If you want to paginate query you can use ecto's Query API, but before you decide to use Ecto.Query.limit/3 make sure you have read why it’s considered as bad practice in some cases:

For more information please see What is the best approach for fetching large amount of records from postgresql with ecto topic.

11 Likes

For pagination where I need to show page numbers I usually use scrivener_ecto. For infinite scrolling I use https://github.com/duffelhq/paginator.

9 Likes

Could you please explain this approach in further details for 100 million records?

Number does not matter since you are using Stream.

Here we have few assumptions:

  1. WebSocket (or other bi-directional communication way) is required as well as Phoenix channel API (or equivalent)
  2. Since we are using Channel we can assign any data for each WebSocket connection
  3. Since we are using Ecto.Repo.stream/2 we have only one database row at a time in memory.
  4. Each WebSocket connection have it’s own process

From this we can create scenario like:

  1. Client request GET /posts

  2. Server sends basic HTML DOM with a JavaScript code

  3. /posts is list so we are automatically appending table element

  4. Client is requesting all Post from database

  5. Server is generating per-client query id (for simplicity let’s say it’s counter) - example return: {"id": "query1", "status": "OK"} (which means that query with id 1 is valid and therefore will be send).

  6. Client is setting to table property id with value query1 and property data-model with value post

  7. Server is calling Ecto.Repo.stream/2 in background and in Stream.each/2 it’s sending data like: {data: {…}, "id": "query1", "type": "append"}.

    Note: You can optionally use Stream.chunk_every/2 before Stream.each/2 if you want to send more than one database row at a time.
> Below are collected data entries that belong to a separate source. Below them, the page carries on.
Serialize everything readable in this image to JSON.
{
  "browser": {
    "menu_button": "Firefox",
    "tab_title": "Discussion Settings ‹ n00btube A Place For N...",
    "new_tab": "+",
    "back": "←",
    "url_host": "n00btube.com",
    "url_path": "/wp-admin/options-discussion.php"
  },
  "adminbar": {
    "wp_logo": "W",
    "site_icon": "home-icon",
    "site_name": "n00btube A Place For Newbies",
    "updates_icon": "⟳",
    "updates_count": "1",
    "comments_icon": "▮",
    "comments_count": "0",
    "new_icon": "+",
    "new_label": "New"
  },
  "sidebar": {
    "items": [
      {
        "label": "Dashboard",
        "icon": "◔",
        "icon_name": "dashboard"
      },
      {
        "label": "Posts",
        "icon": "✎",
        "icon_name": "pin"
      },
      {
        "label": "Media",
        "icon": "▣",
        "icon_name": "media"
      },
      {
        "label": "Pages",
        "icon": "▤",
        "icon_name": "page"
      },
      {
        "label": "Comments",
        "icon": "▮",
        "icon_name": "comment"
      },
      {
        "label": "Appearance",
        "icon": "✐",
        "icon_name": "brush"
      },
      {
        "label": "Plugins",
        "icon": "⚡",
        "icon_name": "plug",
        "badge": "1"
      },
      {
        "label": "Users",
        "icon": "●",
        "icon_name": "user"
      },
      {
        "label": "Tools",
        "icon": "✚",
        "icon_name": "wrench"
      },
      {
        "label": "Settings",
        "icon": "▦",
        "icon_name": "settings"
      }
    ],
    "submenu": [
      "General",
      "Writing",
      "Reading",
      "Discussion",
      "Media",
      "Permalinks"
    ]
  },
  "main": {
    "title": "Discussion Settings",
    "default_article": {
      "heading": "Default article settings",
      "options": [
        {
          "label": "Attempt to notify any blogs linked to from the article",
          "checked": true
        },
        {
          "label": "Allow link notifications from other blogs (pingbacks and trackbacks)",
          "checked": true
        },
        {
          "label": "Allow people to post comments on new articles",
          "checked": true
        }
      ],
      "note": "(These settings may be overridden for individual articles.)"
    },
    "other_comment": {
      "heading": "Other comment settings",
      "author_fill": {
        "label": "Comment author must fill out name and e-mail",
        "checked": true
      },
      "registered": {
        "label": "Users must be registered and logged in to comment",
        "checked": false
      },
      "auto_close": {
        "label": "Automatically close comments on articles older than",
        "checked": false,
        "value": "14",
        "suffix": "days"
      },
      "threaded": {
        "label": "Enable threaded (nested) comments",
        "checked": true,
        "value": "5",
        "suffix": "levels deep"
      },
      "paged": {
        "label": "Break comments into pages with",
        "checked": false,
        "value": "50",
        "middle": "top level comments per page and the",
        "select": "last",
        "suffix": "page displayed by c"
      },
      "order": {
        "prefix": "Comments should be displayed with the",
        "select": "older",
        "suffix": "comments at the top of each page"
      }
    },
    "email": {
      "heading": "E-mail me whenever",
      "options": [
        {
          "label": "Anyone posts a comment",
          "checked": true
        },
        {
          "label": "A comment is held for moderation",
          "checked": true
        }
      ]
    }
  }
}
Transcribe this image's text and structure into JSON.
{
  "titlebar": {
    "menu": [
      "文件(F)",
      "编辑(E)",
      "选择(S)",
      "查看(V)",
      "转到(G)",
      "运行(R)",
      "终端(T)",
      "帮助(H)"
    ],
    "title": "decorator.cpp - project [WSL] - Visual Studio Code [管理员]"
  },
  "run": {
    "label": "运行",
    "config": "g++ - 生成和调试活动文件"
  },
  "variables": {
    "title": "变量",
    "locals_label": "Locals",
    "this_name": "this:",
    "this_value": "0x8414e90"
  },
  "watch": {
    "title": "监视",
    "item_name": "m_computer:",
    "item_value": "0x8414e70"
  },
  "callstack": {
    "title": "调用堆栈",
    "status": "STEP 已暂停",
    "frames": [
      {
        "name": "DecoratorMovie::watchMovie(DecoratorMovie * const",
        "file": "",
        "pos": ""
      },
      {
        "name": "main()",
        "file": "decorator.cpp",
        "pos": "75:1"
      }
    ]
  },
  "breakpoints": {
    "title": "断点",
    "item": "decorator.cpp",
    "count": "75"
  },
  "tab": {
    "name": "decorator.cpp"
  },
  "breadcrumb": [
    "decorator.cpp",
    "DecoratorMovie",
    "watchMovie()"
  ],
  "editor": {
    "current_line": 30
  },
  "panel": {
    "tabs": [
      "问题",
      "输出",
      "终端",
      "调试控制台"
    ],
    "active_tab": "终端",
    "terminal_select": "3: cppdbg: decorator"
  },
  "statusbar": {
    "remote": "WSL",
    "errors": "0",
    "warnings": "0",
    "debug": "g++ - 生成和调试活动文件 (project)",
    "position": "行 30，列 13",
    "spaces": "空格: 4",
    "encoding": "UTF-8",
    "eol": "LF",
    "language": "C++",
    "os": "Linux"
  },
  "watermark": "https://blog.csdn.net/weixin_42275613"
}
  8. Client receives such response and it’s creating tr DOM element for it with id: query1-#{resonse.data.id}

  9. If there is created, deleted or updated any Post then server could send something like: {data: {…}, "model": "post", type: "delete|update"}

  10. Client accepts such event and it’s looking for table[data-model="post"] > tbody > tr[id^="query"][id$="-#{response.data.id}"].

With that we are sending always same amount of data for each client request at a time. Later it’s possible to limit number of requests per client (using Channel assigns).

4 Likes

Thank you for such a clear answer.

I see that you’re mixing pagination with live updates in order to provide a single convenient interface for a client via Channels. This approach and transport are great, but I’m wondering whether Repo.stream/2 is suited for pagination?
If I got it right, Repo.stream/2 uses database’s internal cursors to efficiently select millions of records one by one or in chunks, but at the price of taking up a connection from the pool till it’s done. So the more records and clients you have, the faster you run out of available connections. Since clients don’t need all those millions of records, you have to apply a limit with Enum.take/2 and keep the last record’s unique identifier AKA external cursor (typically a combination of ID + timestamp) on the client side or in the Channel’s state for the next page request.
A plain query with Query.limit/3 is simpler and cheaper than Repo.stream/2 for this case, isn’t it?

2 Likes

It’s why I said it’s example scenario. Instead of sending one row right after another you can request 30 rows at a time and wait until client sends request like: {"id": "query1", "type": "next", "value": 30} and then you just need to send back next 30 rows etc. There is lots of scenarios depends on use case which could be created using such API.